I was actually planning to see Pope John Paul II when I was traveling to Europe in May, 1994. I was in my early 20’s at the time. I was going to visit a buddy of mine, Jimmy, who was in the U.S. Air Force and stationed in Germany. My plan was to spend a couple of weeks with Jimmy, then hop on some trains and backpack around Europe for a couple more weeks on my own. A priest friend of mine suggested that I may be able to get an audience with the Pope if I could make it to Rome. Rome was in my plans, so we started working on the possibility until the world learned that Pope John Paul II had fallen and broken his leg, requiring surgery and a long recovery. We stopped working on the audience at that point. I still visited the Vatican, but Pope John Paul II was still recovering, so there was no general audience or any other audience on that trip.

I didn’t fully realize it at the time, but I was probably closer to Pope John Paul’s heart earlier on that same trip when Jimmy and I visited Krakow and spent some time at Wawel Castle and the amazing Archcathedral Basilica of St. Stanislaus and Wenceslaus.
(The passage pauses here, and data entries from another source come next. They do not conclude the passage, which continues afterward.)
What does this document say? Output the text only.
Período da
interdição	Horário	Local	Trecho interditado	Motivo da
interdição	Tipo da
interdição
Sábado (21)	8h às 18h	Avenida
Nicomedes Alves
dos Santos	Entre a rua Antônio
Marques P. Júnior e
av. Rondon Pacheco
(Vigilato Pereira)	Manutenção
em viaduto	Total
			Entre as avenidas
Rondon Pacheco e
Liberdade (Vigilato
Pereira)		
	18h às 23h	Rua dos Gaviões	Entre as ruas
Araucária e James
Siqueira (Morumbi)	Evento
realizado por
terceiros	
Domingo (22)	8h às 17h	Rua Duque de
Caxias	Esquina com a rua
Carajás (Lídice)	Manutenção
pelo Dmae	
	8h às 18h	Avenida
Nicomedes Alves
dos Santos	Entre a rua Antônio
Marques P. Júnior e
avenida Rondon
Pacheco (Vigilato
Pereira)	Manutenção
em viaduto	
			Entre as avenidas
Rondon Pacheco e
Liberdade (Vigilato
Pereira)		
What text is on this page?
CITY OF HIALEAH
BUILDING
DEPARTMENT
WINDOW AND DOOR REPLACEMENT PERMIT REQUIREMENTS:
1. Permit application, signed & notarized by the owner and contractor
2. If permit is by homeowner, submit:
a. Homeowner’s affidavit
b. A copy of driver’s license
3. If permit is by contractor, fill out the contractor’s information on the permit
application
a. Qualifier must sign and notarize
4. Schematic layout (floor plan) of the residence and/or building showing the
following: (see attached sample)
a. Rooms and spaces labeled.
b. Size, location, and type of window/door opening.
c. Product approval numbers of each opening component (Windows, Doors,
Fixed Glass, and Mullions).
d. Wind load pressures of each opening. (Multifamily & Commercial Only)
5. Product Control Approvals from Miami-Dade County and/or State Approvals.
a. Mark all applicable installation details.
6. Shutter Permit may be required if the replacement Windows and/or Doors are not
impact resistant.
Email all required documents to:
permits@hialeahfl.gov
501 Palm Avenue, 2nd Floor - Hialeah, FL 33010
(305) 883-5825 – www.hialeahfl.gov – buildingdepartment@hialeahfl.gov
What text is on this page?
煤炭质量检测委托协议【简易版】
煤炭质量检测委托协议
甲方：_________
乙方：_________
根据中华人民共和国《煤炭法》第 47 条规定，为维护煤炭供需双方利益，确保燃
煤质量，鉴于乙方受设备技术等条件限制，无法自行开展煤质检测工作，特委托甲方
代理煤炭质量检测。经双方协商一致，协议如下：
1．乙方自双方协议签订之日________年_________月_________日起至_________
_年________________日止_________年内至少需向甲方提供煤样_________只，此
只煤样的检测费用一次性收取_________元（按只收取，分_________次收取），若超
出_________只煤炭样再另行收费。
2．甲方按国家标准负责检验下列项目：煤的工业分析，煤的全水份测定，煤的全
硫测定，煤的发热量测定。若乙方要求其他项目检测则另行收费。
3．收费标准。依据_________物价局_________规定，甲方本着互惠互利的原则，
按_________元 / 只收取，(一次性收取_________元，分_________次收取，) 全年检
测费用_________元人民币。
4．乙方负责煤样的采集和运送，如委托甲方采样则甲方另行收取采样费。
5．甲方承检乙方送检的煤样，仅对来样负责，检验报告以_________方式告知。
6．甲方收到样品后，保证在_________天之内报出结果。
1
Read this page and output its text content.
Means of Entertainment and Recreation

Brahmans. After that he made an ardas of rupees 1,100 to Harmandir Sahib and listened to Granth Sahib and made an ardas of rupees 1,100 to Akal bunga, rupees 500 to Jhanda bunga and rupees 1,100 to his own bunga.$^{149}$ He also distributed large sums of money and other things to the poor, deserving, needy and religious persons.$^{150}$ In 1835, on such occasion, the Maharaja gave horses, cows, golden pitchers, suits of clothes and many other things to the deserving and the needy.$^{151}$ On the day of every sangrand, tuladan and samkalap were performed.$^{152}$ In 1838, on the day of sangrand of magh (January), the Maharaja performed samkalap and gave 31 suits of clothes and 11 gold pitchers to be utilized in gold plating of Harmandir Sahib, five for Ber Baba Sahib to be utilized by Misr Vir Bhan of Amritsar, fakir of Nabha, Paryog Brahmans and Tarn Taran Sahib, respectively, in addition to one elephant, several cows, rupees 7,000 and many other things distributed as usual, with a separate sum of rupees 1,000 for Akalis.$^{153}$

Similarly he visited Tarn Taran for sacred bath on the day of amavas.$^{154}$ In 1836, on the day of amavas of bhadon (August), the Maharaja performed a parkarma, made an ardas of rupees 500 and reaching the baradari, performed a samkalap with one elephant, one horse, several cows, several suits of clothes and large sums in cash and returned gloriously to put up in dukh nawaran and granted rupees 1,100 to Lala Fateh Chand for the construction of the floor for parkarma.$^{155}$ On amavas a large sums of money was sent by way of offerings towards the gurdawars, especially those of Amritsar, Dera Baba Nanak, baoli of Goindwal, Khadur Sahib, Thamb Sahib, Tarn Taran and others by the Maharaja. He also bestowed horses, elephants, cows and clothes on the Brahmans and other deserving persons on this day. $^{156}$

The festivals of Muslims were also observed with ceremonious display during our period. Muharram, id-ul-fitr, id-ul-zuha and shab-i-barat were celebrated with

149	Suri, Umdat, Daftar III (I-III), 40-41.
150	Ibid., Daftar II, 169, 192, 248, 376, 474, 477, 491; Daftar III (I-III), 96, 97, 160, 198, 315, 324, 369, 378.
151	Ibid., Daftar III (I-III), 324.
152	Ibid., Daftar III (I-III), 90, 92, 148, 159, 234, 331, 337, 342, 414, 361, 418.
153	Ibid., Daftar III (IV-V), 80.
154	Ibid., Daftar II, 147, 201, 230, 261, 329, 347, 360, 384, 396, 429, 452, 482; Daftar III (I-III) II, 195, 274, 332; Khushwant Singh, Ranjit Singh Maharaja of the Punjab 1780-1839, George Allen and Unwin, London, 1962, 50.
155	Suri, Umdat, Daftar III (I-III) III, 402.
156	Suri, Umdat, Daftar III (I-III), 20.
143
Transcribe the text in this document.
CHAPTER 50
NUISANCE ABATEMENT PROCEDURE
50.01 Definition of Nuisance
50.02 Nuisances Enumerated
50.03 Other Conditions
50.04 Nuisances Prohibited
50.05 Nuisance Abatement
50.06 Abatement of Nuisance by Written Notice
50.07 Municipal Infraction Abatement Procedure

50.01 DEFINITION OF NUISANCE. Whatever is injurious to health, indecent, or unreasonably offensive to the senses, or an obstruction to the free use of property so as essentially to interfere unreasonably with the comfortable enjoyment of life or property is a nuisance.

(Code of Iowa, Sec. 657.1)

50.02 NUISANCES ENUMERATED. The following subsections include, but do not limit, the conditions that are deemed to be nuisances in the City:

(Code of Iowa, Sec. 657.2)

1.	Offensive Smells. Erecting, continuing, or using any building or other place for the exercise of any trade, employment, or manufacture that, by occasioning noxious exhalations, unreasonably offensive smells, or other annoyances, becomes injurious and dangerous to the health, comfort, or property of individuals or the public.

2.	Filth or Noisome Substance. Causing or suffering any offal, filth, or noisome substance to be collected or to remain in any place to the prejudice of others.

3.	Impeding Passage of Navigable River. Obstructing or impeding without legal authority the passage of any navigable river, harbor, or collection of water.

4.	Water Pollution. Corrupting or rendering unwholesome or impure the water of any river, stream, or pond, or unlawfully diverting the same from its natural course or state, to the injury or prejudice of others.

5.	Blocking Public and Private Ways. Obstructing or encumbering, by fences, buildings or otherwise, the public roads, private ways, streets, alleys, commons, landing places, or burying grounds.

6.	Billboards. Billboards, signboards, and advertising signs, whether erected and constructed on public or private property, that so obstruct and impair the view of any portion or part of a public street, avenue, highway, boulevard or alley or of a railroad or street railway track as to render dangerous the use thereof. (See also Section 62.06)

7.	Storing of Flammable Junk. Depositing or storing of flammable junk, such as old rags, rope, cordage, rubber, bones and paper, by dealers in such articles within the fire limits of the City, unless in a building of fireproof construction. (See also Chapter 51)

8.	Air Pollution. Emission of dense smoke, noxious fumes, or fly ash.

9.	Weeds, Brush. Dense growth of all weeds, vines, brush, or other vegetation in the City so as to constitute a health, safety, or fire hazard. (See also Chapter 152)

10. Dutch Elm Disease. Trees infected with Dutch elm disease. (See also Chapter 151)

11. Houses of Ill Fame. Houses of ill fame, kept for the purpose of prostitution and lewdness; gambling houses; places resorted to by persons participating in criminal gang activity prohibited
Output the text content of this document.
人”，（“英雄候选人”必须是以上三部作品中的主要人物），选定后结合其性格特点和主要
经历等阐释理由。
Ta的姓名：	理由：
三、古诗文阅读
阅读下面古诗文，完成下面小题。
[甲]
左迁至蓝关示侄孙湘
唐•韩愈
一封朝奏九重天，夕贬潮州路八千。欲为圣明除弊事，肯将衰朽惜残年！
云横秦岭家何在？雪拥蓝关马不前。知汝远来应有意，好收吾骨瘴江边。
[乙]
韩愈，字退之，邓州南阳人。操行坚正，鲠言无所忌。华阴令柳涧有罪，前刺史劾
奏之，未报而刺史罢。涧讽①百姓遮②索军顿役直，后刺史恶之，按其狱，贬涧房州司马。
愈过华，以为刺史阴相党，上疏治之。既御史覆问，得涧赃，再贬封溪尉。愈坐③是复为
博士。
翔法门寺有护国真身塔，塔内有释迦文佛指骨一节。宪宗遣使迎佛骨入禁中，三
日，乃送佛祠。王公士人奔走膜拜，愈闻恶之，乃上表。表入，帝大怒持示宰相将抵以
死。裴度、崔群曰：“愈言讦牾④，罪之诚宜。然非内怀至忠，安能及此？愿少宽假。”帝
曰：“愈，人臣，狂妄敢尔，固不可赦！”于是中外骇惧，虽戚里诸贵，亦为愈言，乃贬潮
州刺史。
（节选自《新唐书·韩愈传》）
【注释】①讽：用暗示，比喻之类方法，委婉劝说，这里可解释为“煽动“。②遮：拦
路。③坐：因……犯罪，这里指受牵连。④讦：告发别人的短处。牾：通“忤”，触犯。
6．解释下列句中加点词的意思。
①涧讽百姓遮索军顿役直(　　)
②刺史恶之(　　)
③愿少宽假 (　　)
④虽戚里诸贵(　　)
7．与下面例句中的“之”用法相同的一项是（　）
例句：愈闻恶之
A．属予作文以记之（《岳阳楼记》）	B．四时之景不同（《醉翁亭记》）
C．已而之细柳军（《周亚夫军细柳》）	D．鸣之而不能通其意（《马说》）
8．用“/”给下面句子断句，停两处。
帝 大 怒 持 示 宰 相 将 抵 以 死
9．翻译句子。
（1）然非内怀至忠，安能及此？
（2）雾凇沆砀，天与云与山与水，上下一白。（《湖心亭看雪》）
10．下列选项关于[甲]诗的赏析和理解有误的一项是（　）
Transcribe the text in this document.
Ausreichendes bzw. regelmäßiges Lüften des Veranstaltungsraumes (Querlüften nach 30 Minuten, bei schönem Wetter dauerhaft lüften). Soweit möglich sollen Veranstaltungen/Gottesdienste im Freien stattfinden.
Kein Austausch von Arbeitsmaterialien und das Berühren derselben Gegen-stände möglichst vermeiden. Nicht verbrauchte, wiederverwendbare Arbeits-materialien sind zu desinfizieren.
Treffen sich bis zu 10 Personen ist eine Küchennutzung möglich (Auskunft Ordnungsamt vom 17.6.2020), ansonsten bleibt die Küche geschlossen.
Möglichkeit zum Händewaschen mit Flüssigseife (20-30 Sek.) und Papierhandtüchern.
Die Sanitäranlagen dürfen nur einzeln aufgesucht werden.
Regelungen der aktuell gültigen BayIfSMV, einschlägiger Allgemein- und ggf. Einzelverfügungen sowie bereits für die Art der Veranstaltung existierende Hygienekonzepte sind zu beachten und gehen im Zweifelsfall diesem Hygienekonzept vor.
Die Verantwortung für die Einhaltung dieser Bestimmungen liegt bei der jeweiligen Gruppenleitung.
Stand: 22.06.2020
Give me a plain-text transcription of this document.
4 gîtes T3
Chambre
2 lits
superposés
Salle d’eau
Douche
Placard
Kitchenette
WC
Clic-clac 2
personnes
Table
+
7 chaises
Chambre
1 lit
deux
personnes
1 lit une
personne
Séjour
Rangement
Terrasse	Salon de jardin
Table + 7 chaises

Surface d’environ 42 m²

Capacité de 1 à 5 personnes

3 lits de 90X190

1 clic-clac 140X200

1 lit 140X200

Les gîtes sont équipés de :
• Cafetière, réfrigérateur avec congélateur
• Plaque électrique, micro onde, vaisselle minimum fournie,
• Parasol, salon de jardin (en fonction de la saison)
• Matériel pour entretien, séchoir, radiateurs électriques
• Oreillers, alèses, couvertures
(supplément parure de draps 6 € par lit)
It was in this church that Karol Wojtyla, who in 1978 became Pope John Paul II, was ordained to the priesthood, offered his first Mass, and was ordained Kraków’s auxiliary bishop. It was in Krakow that St. John Paul II suffered through the Nazis and later the communist attacks on the Church and the people of Poland. Pope John Paul II had a profound love for the Polish people, the history of his country and Krakow. It was difficult for him to accept his election as pope because he felt such an obligation to the Polish people and the struggle they faced with communism before the Solidarity movement finally brought freedom. Saint John Paul the Great was a big part of the Solidarity movement. I often think back on my visit to Poland, which was soon after they had shed the shackles of communism. It was like stepping back in time. I look forward to returning there someday soon.

As for my visit with Saint John Paul the Great, that had to wait until 2012, when Carmen and I visited the Vatican. We were able to pause for a few minutes at his tomb in St. Peter’s, where I was finally able to get physically close to the man who will go down in history as having a positive impact on more human beings that nearly every human that has ever walked the earth. Although he can’t claim to have impacted the most, he’s in good company, as the person who had the most impact was Jesus Christ. Maybe I was finally ready for the experience.

Sts. John Paul the Great and John XXIII are now very close to all of us. The canonization doesn’t make John Paul the Great or John XXIII saints, God has already taken care of all that. Canonization simply recognizes the fact that they are saints. We can welcome them into our lives with full faith and confidence that they will help us unite our own will with Christ and together, do great things in our own small way, in our family or community, but most significantly in our own relationship with Christ. The best way to achieve this is to read about the saints, learn about their lives and then follow their example and inspiration.